Collezione di yarisaya
Periodo Edo (1615-1867)
Foderi per armi in asta
Misure e materiali vari: legno, lacca, crine, piume
Durante il periodo Edo i cortei militari divennero molto frequenti, in modo particolare con l’introduzione del sankin kotai, la residenza obbligata che i daimyô dovevano ciclicamente tenere nella capitale. Le armi in asta erano quelle normalmente brandite in queste occasioni dai guerrieri di rango ordinario e, come è normale per tutte le armi bianche, venivano portate coperte da un fodero che proteggesse l’acciaio della lama dalle intemperie e dagli urti.
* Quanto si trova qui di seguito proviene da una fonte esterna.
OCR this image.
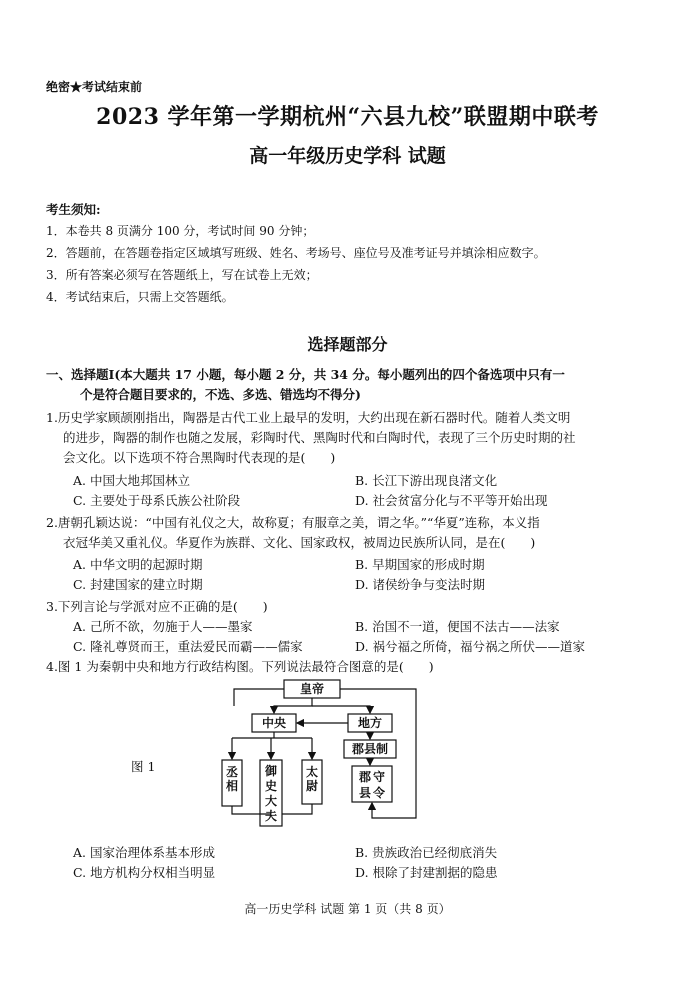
绝密★考试结束前
2023 学年第一学期杭州“六县九校”联盟期中联考
高一年级历史学科 试题
考生须知:
1．本卷共 8 页满分 100 分，考试时间 90 分钟；
2．答题前，在答题卷指定区域填写班级、姓名、考场号、座位号及准考证号并填涂相应数字。
3．所有答案必须写在答题纸上，写在试卷上无效；
4．考试结束后，只需上交答题纸。
选择题部分
一、选择题Ⅰ(本大题共 17 小题，每小题 2 分，共 34 分。每小题列出的四个备选项中只有一
个是符合题目要求的，不选、多选、错选均不得分)
1.历史学家顾颉刚指出，陶器是古代工业上最早的发明，大约出现在新石器时代。随着人类文明
的进步，陶器的制作也随之发展，彩陶时代、黑陶时代和白陶时代，表现了三个历史时期的社
会文化。以下选项不符合黑陶时代表现的是(　　)
A. 中国大地邦国林立	B. 长江下游出现良渚文化
C. 主要处于母系氏族公社阶段	D. 社会贫富分化与不平等开始出现
2.唐朝孔颖达说：“中国有礼仪之大，故称夏；有服章之美，谓之华。”“华夏”连称，本义指
衣冠华美又重礼仪。华夏作为族群、文化、国家政权，被周边民族所认同，是在(　　)
A. 中华文明的起源时期	B. 早期国家的形成时期
C. 封建国家的建立时期	D. 诸侯纷争与变法时期
3.下列言论与学派对应不正确的是(　　)
A. 己所不欲，勿施于人——墨家	B. 治国不一道，便国不法古——法家
C. 隆礼尊贤而王，重法爱民而霸——儒家	D. 祸兮福之所倚，福兮祸之所伏——道家
4.图 1 为秦朝中央和地方行政结构图。下列说法最符合图意的是(　　)
图 1
皇帝
中央	地方
郡县制
丞相
御史大夫
太尉
郡 守县 令
A. 国家治理体系基本形成	B. 贵族政治已经彻底消失
C. 地方机构分权相当明显	D. 根除了封建割据的隐患
高一历史学科 试题 第 1 页（共 8 页）
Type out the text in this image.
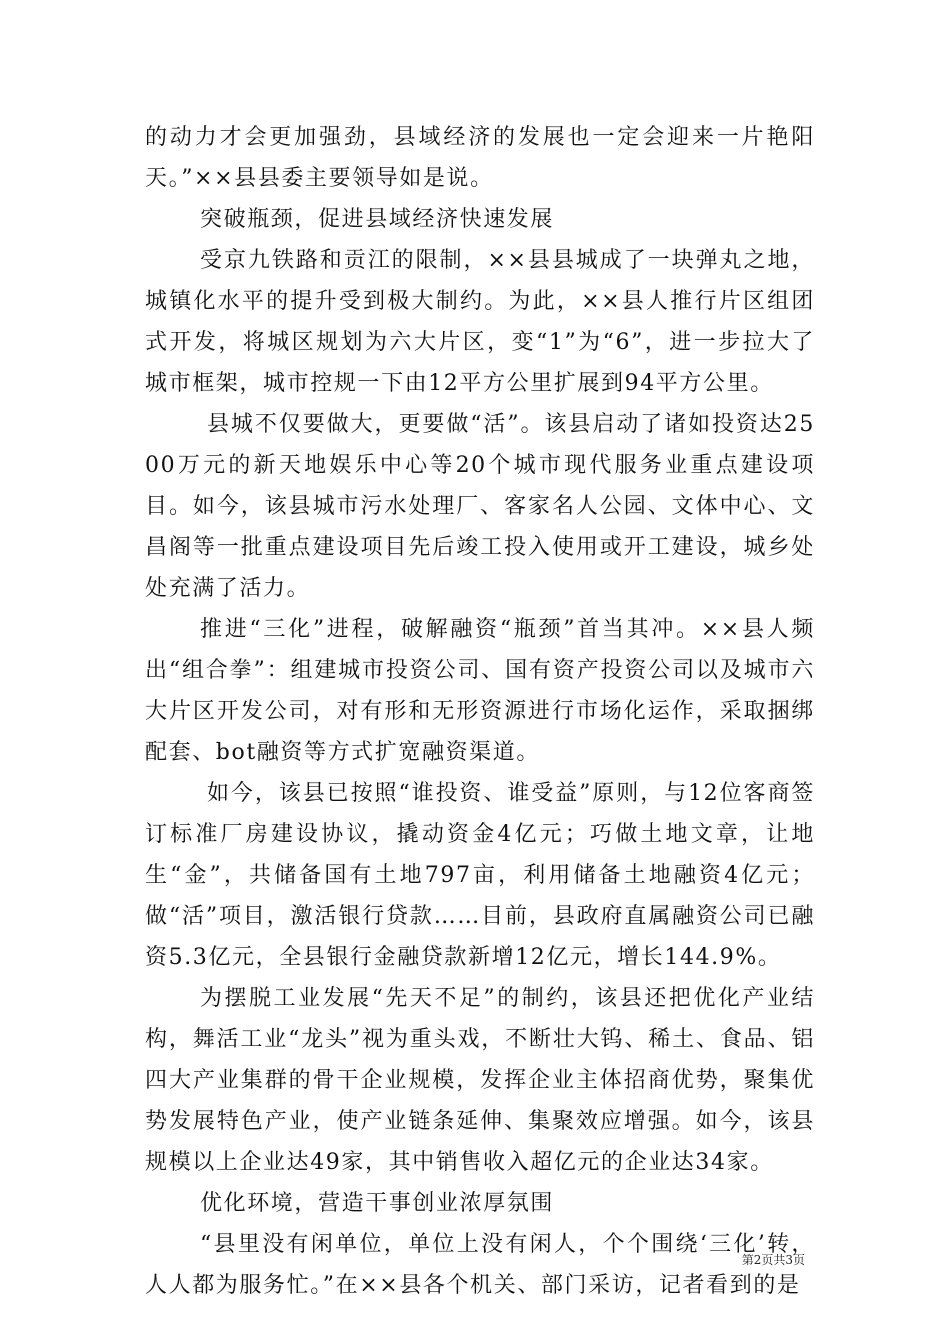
的动力才会更加强劲，县域经济的发展也一定会迎来一片艳阳天。”××县县委主要领导如是说。

突破瓶颈，促进县域经济快速发展

受京九铁路和贡江的限制，××县县城成了一块弹丸之地，城镇化水平的提升受到极大制约。为此，××县人推行片区组团式开发，将城区规划为六大片区，变“1”为“6”，进一步拉大了城市框架，城市控规一下由12平方公里扩展到94平方公里。

县城不仅要做大，更要做“活”。该县启动了诸如投资达2500万元的新天地娱乐中心等20个城市现代服务业重点建设项目。如今，该县城市污水处理厂、客家名人公园、文体中心、文昌阁等一批重点建设项目先后竣工投入使用或开工建设，城乡处处充满了活力。

推进“三化”进程，破解融资“瓶颈”首当其冲。××县人频出“组合拳”：组建城市投资公司、国有资产投资公司以及城市六大片区开发公司，对有形和无形资源进行市场化运作，采取捆绑配套、bot融资等方式扩宽融资渠道。

如今，该县已按照“谁投资、谁受益”原则，与12位客商签订标准厂房建设协议，撬动资金4亿元；巧做土地文章，让地生“金”，共储备国有土地797亩，利用储备土地融资4亿元；做“活”项目，激活银行贷款……目前，县政府直属融资公司已融资5.3亿元，全县银行金融贷款新增12亿元，增长144.9%。

为摆脱工业发展“先天不足”的制约，该县还把优化产业结构，舞活工业“龙头”视为重头戏，不断壮大钨、稀土、食品、铝四大产业集群的骨干企业规模，发挥企业主体招商优势，聚集优势发展特色产业，使产业链条延伸、集聚效应增强。如今，该县规模以上企业达49家，其中销售收入超亿元的企业达34家。

优化环境，营造干事创业浓厚氛围

“县里没有闲单位，单位上没有闲人，个个围绕‘三化’转，人人都为服务忙。”在××县各个机关、部门采访，记者看到的是

第2页共3页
Poiché queste armi, chiamate yari, misuravano normalmente oltre i tre metri di lunghezza, diventavano visivamente quasi dei vessilli, le cui cime potevano essere quindi riccamente decorate. La fantasia delle forme di questi oggetti portò a realizzare delle specie di sculture astratte i cui materiali sono certo funzionali - piume, lacca e crine sono impermeabili alla pioggia - ma le cui forme sono sempre diverse e raramente seguono la sagoma della lama che proteggono. Talvolta questi vessilli venivano posti su aste molto più lunghe e disarmate: è il caso dei due esemplari più grandi, il cui interno non è difatti sagomato per ospitare alcuna punta.